American Geriatrics Society 2012 Beers Criteria Update Expert Panel

Disclosures

J Am Geriatr Soc. 2012;60(4):616-631. 

In This Article

Intent of Criteria

The 2012 AGS Beers Criteria are intended for use in all ambulatory and institutional settings of care for populations aged 65 and older in the United States. The primary target audience is the practicing clinician. Researchers, pharmacy benefit managers, regulators, and policy-makers also use the criteria widely. The intentions of the criteria include improving the selection of prescription drugs by clinicians and patients, evaluating patterns of drug use within populations, educating clinicians and patients on proper drug usage, and evaluating health-outcome, quality of care, cost, and utilization data.

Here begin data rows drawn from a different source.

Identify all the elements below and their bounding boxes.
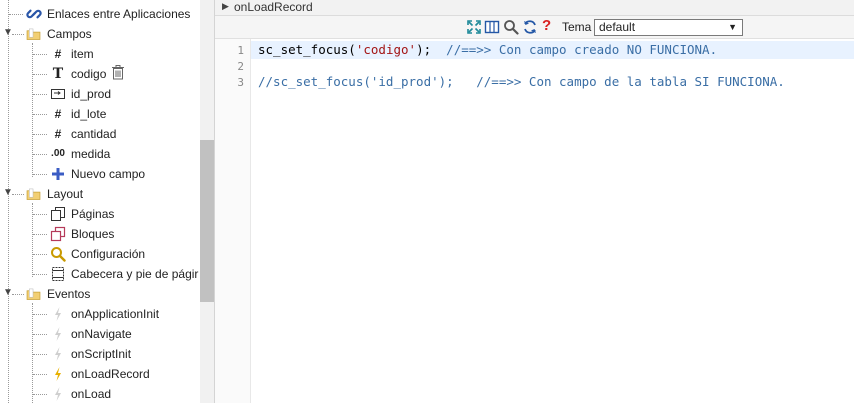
tree-item-paginas[interactable]: Páginas [0,204,200,224]
code-line-3[interactable]: //sc_set_focus('id_prod'); //==>> Con ca… [258,74,785,89]
tree-item-label: codigo [71,67,107,81]
tree-item-item[interactable]: # item [0,44,200,64]
tree-item-label: onLoadRecord [71,367,150,381]
refresh-icon[interactable] [522,19,538,35]
pages-icon [51,207,65,221]
tree-item-label: onNavigate [71,327,132,341]
blocks-icon [50,226,66,242]
tree-item-label: Eventos [47,287,91,301]
chevron-down-icon: ▼ [728,22,737,32]
plus-icon [52,168,64,180]
tree-item-label: Páginas [71,207,115,221]
line-number-gutter: 1 2 3 [215,39,251,403]
collapse-icon[interactable]: ▼ [3,283,13,303]
tree-item-onloadrecord[interactable]: onLoadRecord [0,364,200,384]
line-number: 2 [237,60,244,73]
tree-item-onscriptinit[interactable]: onScriptInit [0,344,200,364]
folder-icon [26,28,41,40]
search-icon[interactable] [503,19,519,35]
code-line-1[interactable]: sc_set_focus('codigo'); //==>> Con campo… [258,42,717,57]
tree-item-label: onApplicationInit [71,307,160,321]
tree-item-configuracion[interactable]: Configuración [0,244,200,264]
theme-select-value: default [599,20,636,34]
tree-item-id-lote[interactable]: # id_lote [0,104,200,124]
line-number: 1 [237,44,244,57]
tree-item-medida[interactable]: .00 medida [0,144,200,164]
editor-toolbar: ? Tema default ▼ [215,16,854,39]
tree-item-label: id_lote [71,107,107,121]
hash-icon: # [54,107,62,121]
tree-scrollbar-thumb[interactable] [200,140,214,302]
tree-item-label: Enlaces entre Aplicaciones [47,7,191,21]
tree-item-label: Nuevo campo [71,167,146,181]
tree-item-label: Layout [47,187,84,201]
trash-icon[interactable] [110,64,126,80]
columns-icon[interactable] [484,19,500,35]
magnifier-icon [51,247,66,262]
lightning-icon [55,347,61,361]
tree-item-onload[interactable]: onLoad [0,384,200,403]
tree-item-label: medida [71,147,111,161]
tree-item-onnavigate[interactable]: onNavigate [0,324,200,344]
theme-label: Tema [562,20,592,34]
panel-titlebar: ▶ onLoadRecord [215,0,854,16]
tree-item-cantidad[interactable]: # cantidad [0,124,200,144]
line-number: 3 [237,76,244,89]
project-tree: Enlaces entre Aplicaciones ▼ Campos # it… [0,0,215,403]
tree-item-bloques[interactable]: Bloques [0,224,200,244]
hash-icon: # [54,127,62,141]
panel-expand-icon[interactable]: ▶ [222,1,229,12]
tree-item-onapplicationinit[interactable]: onApplicationInit [0,304,200,324]
tree-item-label: id_prod [71,87,112,101]
tree-folder-campos[interactable]: ▼ Campos [0,24,200,44]
code-editor[interactable]: 1 2 3 sc_set_focus('codigo'); //==>> Con… [215,39,854,403]
tree-item-enlaces[interactable]: Enlaces entre Aplicaciones [0,4,200,24]
tree-item-codigo[interactable]: T codigo [0,64,200,84]
tree-folder-eventos[interactable]: ▼ Eventos [0,284,200,304]
text-type-icon: T [52,66,64,82]
tree-item-label: onScriptInit [71,347,132,361]
tree-item-id-prod[interactable]: id_prod [0,84,200,104]
tree-item-label: Configuración [71,247,146,261]
folder-icon [26,188,41,200]
fullscreen-icon[interactable] [466,19,482,35]
lightning-icon [55,327,61,341]
tree-folder-layout[interactable]: ▼ Layout [0,184,200,204]
lightning-icon [55,367,61,381]
tree-item-label: Cabecera y pie de págir [71,267,199,281]
lightning-icon [55,387,61,401]
select-field-icon [51,89,65,99]
link-icon [26,9,42,19]
help-icon[interactable]: ? [542,18,558,34]
tree-item-label: item [71,47,94,61]
lightning-icon [55,307,61,321]
header-footer-icon [52,267,64,281]
folder-icon [26,288,41,300]
tree-item-label: Campos [47,27,92,41]
collapse-icon[interactable]: ▼ [3,183,13,203]
tree-item-label: Bloques [71,227,115,241]
tree-item-cabecera-pie[interactable]: Cabecera y pie de págir [0,264,200,284]
tree-item-nuevo-campo[interactable]: Nuevo campo [0,164,200,184]
tree-item-label: cantidad [71,127,117,141]
theme-select[interactable]: default ▼ [594,19,743,36]
hash-icon: # [54,47,62,61]
collapse-icon[interactable]: ▼ [3,23,13,43]
tree-item-label: onLoad [71,387,112,401]
panel-title: onLoadRecord [234,0,313,14]
decimal-icon: .00 [51,148,65,159]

The goal of the 2012 AGS Beers Criteria is to improve care of older adults by reducing their exposure to PIMs. This is accomplished by their use as an educational tool and a quality measure—two uses that are not always in agreement. These criteria are not meant to be applied in a punitive manner. Prescribing decisions are not always clear cut, and clinicians must consider multiple factors. Quality measures must be clearly defined, easily applied, and measured with limited information. The panel considered both roles during deliberations. The panel's review of evidence at times identified subgroups of individuals who should be exempt from the criteria or for whom only a specific criterion applies. Such a criterion may not be easily applied as a quality measure. These applications were balanced with the needs and complexities of the individual. The panel felt that a criterion could not be expanded to include all adults aged 65 and older when only individuals with specific characteristics may benefit or be at greater risk of harm.